Oireachtas Joint and Select Committees

Tuesday, 18 May 2021

Joint Oireachtas Committee on Agriculture, Food and the Marine

Farm Plastics Recycling: Discussion

Mr. James Fitzgerald:

To address the Deputy's last point regarding the Repak model first, in a way what has happened here has been the result of an unpredictable evolution of things since the waste management legislation was introduced. Originally, there was no market at all for farm plastics, pellets or the like. That has developed, but it was an ad hocdevelopment of the system. The evolution of the collection and recycling of farm plastics has followed an unsteady trajectory over a 15- to 20-year period. For the first seven or eight years there was no gate fee being achieved for the export of farm plastics, and the IFFPG would have had to subsidise substantially the recycling of farm plastics at facilities abroad. However, for most years in the last ten or 12 years there was a market for that particular product. We need a dynamic type of model that takes account of the market fluctuations, and possibly one that would, encompass the ideas of, perhaps, the Repak model. We certainly believe that what the Deputy said about the Repak model is true, that it would help significantly in this regard. Rather than seeing independent farm contractors or collectors as competition in the market, the IFFPG could collaborate with us in some way in order that we could achieve the one purpose, that is, to move the existing stocks of plastic and to develop into the future on that basis.

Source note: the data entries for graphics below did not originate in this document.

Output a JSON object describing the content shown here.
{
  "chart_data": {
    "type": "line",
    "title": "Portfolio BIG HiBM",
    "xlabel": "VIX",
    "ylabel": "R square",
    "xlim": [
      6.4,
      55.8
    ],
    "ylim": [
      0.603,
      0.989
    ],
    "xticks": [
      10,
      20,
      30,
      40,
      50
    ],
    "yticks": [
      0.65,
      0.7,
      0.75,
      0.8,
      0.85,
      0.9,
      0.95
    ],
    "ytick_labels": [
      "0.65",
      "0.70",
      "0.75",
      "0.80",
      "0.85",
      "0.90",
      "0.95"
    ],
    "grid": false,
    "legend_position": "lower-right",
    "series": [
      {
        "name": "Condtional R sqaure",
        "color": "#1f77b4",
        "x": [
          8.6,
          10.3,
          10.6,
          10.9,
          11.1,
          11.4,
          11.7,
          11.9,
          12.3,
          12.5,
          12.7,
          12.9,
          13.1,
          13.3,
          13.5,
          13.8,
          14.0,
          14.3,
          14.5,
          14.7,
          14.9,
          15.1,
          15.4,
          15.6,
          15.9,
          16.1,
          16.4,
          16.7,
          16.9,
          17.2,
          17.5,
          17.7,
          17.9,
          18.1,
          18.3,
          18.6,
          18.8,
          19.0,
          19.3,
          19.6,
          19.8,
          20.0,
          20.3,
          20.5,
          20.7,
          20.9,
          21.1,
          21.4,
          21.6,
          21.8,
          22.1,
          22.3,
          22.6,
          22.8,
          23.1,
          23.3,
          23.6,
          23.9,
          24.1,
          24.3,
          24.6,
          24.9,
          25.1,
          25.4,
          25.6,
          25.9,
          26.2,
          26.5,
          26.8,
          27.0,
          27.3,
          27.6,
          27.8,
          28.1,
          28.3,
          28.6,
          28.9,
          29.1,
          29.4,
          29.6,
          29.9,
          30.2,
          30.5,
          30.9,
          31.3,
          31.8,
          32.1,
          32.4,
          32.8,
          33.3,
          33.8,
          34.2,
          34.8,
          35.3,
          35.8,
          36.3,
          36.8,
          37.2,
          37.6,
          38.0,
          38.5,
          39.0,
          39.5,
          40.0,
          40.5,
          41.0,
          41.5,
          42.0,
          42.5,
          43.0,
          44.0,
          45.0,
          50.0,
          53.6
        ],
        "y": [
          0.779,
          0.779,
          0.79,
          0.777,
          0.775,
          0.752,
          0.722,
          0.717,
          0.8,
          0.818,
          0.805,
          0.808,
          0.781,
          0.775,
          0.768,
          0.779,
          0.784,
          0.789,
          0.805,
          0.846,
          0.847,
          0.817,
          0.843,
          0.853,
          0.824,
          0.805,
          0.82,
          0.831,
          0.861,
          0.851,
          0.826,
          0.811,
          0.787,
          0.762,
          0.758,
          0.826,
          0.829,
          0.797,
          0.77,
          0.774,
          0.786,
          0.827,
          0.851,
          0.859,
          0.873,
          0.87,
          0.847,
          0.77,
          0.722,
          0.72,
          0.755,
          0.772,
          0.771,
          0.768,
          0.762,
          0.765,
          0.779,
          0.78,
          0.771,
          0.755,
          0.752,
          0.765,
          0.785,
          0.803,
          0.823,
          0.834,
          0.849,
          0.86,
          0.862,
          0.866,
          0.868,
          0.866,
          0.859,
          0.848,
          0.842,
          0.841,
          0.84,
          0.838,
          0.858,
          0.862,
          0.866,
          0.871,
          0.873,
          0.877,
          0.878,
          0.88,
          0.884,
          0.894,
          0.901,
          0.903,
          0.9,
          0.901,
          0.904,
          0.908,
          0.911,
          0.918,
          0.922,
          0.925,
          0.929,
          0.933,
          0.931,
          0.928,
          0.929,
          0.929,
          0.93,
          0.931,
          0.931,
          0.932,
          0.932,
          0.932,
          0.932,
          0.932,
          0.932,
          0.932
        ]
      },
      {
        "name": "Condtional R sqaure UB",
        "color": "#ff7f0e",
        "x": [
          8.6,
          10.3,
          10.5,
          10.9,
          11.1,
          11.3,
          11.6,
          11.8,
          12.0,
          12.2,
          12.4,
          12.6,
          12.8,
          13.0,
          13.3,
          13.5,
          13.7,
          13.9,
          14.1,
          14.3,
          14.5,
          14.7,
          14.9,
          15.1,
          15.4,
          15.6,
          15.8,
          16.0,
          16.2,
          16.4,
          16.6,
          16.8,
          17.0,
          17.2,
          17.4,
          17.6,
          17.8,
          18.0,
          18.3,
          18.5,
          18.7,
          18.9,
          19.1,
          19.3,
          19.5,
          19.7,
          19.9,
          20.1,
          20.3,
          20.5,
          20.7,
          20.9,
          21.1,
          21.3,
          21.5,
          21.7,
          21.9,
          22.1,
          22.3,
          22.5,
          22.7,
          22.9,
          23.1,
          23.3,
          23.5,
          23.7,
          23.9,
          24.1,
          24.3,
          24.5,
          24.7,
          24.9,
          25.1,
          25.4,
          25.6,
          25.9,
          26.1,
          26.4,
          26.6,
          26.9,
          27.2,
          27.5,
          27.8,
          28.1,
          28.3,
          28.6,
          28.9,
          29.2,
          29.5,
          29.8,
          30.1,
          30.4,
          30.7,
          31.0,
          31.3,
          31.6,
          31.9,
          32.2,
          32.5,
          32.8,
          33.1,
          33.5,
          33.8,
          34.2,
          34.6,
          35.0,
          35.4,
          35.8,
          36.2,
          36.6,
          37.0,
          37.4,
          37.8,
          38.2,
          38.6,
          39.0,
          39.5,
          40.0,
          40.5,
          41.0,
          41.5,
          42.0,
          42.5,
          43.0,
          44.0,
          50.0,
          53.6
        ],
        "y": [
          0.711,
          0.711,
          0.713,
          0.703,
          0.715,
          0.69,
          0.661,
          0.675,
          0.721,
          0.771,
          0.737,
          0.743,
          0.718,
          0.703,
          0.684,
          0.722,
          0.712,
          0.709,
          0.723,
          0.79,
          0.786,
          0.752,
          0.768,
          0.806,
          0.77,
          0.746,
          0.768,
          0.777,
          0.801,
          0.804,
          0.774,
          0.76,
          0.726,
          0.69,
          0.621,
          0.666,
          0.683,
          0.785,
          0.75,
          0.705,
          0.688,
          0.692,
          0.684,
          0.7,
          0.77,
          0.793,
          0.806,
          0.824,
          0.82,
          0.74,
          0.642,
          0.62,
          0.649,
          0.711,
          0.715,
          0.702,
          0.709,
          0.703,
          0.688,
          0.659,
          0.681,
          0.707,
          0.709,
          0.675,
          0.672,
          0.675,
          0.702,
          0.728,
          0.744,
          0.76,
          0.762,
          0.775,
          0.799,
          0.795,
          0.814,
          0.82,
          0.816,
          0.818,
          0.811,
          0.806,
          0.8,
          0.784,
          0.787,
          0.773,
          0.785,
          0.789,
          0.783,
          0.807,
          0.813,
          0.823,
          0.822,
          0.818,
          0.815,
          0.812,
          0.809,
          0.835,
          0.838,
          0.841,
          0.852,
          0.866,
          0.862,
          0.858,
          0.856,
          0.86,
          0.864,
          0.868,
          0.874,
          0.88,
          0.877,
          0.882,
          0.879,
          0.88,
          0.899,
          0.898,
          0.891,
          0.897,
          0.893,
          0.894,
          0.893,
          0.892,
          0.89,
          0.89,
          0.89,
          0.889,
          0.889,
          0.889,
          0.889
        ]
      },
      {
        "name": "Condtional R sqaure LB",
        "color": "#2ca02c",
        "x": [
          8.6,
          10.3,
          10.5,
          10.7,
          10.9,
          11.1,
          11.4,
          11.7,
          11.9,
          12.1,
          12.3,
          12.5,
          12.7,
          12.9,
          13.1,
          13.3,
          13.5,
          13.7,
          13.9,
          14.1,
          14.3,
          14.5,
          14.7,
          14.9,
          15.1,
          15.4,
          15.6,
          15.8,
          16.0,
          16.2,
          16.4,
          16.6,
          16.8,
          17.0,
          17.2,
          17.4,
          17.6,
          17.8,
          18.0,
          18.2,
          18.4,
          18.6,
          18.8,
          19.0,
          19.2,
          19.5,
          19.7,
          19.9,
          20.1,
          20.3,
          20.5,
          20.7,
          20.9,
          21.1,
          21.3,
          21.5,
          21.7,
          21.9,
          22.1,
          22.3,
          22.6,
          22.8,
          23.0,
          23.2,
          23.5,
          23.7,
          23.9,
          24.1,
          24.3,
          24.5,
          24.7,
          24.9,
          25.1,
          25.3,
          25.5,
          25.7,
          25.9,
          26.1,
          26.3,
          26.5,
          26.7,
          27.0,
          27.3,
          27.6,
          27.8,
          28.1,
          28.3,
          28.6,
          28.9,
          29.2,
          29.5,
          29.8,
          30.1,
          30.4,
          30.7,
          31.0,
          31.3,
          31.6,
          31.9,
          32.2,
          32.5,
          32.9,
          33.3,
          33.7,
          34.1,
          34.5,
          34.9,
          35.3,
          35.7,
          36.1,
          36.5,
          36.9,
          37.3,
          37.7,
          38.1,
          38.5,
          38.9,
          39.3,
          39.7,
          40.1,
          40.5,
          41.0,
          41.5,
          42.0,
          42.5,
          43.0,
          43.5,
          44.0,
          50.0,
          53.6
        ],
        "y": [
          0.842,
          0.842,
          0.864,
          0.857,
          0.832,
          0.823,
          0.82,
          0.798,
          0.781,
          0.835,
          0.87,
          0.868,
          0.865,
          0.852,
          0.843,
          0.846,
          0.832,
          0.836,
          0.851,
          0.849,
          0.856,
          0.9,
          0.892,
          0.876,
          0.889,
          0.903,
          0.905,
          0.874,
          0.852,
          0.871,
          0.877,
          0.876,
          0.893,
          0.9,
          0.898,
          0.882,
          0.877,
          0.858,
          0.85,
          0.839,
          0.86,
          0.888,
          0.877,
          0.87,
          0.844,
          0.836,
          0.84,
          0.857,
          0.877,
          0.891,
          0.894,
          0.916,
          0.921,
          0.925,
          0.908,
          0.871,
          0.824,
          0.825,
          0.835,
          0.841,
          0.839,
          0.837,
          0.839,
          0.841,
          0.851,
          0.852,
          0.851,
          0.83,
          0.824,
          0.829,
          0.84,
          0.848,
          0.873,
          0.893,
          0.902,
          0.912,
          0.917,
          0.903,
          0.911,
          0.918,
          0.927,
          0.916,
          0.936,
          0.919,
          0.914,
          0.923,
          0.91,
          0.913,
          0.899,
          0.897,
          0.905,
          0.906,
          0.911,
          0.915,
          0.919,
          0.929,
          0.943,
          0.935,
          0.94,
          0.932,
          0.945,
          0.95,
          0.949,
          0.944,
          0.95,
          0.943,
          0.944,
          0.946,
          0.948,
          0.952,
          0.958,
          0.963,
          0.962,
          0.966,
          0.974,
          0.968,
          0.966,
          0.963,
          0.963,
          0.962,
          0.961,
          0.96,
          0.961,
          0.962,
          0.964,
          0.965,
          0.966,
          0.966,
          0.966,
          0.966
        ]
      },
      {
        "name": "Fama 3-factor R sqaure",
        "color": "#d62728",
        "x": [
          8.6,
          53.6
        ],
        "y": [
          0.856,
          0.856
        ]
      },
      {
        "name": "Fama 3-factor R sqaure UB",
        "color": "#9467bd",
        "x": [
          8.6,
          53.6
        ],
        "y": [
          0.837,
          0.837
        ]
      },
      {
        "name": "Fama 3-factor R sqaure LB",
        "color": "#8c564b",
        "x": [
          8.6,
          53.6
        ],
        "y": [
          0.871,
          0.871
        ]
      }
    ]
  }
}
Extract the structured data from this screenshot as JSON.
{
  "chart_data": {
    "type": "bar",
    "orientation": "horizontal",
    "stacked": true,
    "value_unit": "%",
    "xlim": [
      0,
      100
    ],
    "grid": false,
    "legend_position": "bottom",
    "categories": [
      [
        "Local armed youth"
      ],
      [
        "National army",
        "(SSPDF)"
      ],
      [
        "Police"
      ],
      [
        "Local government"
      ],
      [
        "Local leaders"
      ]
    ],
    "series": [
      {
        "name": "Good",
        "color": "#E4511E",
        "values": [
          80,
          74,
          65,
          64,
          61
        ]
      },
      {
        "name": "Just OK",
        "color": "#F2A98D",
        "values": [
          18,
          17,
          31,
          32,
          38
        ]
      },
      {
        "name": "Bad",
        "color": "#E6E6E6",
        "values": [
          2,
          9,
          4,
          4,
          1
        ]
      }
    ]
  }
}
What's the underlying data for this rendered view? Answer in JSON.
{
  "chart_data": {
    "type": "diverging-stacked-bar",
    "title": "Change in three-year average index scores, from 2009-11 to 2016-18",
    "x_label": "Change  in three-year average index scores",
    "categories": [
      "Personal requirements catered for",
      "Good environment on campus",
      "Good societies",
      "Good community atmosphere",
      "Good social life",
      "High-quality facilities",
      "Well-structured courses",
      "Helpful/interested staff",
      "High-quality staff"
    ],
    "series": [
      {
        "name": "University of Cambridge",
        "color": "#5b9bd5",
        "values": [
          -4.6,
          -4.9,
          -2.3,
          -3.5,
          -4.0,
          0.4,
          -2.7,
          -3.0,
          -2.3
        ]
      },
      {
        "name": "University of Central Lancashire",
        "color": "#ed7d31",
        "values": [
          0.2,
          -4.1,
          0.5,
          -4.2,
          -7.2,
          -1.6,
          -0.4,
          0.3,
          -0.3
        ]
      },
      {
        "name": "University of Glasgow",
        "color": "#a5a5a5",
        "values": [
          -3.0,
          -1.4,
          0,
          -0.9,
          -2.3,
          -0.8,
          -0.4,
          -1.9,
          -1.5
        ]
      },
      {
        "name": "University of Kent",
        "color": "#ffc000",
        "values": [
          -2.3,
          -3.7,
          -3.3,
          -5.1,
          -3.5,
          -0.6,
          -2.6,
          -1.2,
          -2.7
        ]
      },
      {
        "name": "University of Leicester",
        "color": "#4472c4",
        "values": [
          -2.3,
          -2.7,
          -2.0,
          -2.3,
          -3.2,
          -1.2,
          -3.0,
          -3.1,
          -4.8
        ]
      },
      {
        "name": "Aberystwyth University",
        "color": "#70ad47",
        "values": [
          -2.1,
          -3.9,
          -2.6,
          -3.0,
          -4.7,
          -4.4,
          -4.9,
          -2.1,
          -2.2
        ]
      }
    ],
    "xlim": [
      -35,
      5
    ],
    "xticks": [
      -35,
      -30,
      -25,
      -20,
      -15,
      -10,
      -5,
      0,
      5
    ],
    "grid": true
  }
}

The Deputy further asked why support was not given to an Irish plant. That is a question for the people in the IFFPG, as I was not privy to the scenario in the establishment of those facilities and was only just vaguely aware that they were there at the time.

Some of these things date back seven to ten years at this point. The Deputy might put that question to the IFFPG. Have I addressed all of the questions posed?